The first message from the server to the client (ServerHello) includes a random challenge which changes every time. The client proves that it knows the private key corresponding to its certificate by sending a signature (CertificateVerify) of all the handhsake messages received so far, including the random challenge. A third party that doesn't know the private key can't replay the connection, because the server will send a different random challenge each time.
The mechanism is exactly the same in the other direction. The client's first message also contains a random challenge, and the server must sign data that includes this random input. (That's in cipher suites that use signatures for authentication. In cipher suites that use asymmetric encryption or pre-shared keys, the server instead proves that it can decrypt some data that depends on the random challenge.)

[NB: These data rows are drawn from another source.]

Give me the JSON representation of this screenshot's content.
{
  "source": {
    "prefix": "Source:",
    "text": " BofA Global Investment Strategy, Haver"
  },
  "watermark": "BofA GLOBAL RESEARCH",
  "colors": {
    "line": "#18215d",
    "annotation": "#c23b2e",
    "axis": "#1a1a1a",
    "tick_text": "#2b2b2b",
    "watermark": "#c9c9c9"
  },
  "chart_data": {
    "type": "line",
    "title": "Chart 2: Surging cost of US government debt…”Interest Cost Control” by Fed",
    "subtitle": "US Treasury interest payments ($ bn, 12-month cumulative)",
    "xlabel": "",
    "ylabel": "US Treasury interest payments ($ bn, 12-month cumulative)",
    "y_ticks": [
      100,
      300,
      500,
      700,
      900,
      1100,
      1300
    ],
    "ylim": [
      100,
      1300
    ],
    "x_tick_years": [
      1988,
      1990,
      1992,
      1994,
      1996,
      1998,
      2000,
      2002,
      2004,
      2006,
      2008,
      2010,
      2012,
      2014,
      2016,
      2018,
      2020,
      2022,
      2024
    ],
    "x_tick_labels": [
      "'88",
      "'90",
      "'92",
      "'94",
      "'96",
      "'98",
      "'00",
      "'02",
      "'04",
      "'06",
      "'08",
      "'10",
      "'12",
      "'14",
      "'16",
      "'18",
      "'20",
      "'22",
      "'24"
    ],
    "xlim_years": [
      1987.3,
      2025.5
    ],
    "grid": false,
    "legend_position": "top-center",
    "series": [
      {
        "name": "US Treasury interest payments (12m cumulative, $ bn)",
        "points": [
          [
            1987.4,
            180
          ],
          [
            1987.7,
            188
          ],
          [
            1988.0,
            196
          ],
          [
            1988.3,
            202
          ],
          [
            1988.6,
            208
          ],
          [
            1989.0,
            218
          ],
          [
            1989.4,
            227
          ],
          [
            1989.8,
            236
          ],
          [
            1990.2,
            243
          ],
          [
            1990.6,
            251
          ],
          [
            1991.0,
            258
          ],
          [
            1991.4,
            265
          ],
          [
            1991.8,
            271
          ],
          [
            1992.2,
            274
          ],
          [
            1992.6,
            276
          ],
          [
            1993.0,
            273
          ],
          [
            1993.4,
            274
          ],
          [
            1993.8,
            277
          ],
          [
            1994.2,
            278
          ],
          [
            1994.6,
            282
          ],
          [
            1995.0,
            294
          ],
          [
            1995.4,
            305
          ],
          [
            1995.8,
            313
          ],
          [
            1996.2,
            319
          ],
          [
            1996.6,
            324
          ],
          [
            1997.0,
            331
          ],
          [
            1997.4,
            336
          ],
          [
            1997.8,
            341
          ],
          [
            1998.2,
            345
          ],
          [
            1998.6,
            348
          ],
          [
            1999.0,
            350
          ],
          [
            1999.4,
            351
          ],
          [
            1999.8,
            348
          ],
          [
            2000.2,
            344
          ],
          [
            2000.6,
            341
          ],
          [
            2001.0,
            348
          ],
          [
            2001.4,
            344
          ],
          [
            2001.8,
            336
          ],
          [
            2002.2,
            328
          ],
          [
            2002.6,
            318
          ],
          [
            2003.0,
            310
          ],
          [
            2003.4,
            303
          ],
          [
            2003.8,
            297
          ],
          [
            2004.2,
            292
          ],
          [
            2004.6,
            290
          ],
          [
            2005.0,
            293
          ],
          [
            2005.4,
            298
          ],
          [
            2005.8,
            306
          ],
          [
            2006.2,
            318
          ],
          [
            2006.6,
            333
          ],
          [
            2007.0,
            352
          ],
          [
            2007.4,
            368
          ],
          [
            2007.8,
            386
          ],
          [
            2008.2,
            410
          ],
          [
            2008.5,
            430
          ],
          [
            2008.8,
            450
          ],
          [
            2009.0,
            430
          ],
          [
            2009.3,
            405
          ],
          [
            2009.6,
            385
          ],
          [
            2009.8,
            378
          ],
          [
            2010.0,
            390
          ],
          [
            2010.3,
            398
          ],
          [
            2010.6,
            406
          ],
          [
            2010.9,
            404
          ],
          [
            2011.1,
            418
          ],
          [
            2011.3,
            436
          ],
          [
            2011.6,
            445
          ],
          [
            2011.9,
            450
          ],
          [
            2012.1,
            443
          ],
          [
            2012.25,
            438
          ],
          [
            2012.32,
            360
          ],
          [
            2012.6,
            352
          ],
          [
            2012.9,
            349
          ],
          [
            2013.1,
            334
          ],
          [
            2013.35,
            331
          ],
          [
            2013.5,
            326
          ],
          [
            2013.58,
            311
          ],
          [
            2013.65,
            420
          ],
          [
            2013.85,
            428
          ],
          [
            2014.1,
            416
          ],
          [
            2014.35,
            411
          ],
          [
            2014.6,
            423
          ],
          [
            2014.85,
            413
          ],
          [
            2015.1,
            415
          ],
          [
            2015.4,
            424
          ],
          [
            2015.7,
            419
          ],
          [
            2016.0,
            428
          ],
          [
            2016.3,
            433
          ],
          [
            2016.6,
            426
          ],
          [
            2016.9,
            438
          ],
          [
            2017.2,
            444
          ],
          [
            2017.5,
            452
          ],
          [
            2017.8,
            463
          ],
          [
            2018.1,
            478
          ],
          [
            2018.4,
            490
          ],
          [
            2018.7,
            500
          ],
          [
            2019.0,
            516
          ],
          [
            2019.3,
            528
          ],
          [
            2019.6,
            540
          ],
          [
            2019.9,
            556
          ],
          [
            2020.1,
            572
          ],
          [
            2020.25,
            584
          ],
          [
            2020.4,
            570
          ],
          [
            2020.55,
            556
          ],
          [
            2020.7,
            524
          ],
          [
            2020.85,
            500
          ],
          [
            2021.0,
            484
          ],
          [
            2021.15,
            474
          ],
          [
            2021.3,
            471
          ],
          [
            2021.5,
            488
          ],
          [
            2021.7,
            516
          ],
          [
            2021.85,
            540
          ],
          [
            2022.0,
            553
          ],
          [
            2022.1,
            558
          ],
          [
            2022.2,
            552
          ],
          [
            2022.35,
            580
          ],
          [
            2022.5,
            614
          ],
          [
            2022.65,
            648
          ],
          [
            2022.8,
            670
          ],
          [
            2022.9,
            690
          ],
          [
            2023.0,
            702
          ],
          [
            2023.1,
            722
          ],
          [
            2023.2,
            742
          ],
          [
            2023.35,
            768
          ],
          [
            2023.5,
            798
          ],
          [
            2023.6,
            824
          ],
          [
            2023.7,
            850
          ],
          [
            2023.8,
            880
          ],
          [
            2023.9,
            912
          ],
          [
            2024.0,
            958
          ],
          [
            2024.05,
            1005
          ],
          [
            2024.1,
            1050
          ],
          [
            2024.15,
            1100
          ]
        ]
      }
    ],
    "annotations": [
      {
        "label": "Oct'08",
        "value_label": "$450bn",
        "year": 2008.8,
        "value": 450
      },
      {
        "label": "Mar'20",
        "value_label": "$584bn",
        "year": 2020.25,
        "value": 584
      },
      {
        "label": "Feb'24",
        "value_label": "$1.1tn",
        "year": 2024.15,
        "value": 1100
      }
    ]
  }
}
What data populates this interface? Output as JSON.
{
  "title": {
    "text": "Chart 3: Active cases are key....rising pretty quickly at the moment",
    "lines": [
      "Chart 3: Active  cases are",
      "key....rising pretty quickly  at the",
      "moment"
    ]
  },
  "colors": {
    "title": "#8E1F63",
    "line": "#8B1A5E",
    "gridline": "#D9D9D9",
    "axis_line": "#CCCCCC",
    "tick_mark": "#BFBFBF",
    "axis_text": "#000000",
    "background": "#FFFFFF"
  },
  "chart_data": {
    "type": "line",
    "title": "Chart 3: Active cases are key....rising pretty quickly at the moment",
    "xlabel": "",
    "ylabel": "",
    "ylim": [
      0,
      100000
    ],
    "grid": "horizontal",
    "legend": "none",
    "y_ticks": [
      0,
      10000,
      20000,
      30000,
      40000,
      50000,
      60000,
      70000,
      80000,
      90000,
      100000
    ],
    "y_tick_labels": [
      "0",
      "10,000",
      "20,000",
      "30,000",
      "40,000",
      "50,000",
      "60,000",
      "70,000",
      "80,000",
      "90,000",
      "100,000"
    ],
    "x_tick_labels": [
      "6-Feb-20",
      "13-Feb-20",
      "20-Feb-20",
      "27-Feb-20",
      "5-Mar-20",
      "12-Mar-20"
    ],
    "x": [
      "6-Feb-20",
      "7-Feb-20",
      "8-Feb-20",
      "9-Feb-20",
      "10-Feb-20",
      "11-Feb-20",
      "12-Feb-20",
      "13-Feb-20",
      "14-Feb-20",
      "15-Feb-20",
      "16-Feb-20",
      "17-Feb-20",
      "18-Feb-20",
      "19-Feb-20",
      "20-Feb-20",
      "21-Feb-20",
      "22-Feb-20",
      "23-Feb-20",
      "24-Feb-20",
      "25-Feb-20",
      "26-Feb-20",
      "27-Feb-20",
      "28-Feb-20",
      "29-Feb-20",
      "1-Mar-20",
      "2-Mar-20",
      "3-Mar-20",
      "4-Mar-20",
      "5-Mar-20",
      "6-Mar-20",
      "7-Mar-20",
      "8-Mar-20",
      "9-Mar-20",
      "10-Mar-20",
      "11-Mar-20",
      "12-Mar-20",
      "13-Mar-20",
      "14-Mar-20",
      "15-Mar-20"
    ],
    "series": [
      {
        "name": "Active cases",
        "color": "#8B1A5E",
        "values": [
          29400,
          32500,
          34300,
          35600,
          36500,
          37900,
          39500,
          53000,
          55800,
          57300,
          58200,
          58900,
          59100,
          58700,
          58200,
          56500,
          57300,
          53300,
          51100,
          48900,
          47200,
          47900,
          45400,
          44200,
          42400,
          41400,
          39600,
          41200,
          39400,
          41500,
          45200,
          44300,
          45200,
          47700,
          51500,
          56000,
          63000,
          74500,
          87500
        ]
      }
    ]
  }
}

You can see the details of a typical TLS connection in The Illustrated TLS Connection: Every byte of a TLS connection explained. The server's signature is at the end of the “Server Key Exchange” step. This example doesn't use client authentication; if it did, that would be an additional part in “Client Key Exchange” with similar content.
If you want all the details, they're in the specification. The term to look for is CertificateVerify
. RFC 5246 §7.3 (TLS 1.2) and RFC 8446 §2 (TLS 1.3) have a summary of the handhske protocol. RFC 5246 §7.4.8 and RFC 8446 §4.4.3 give the content of the CertificateVerify message.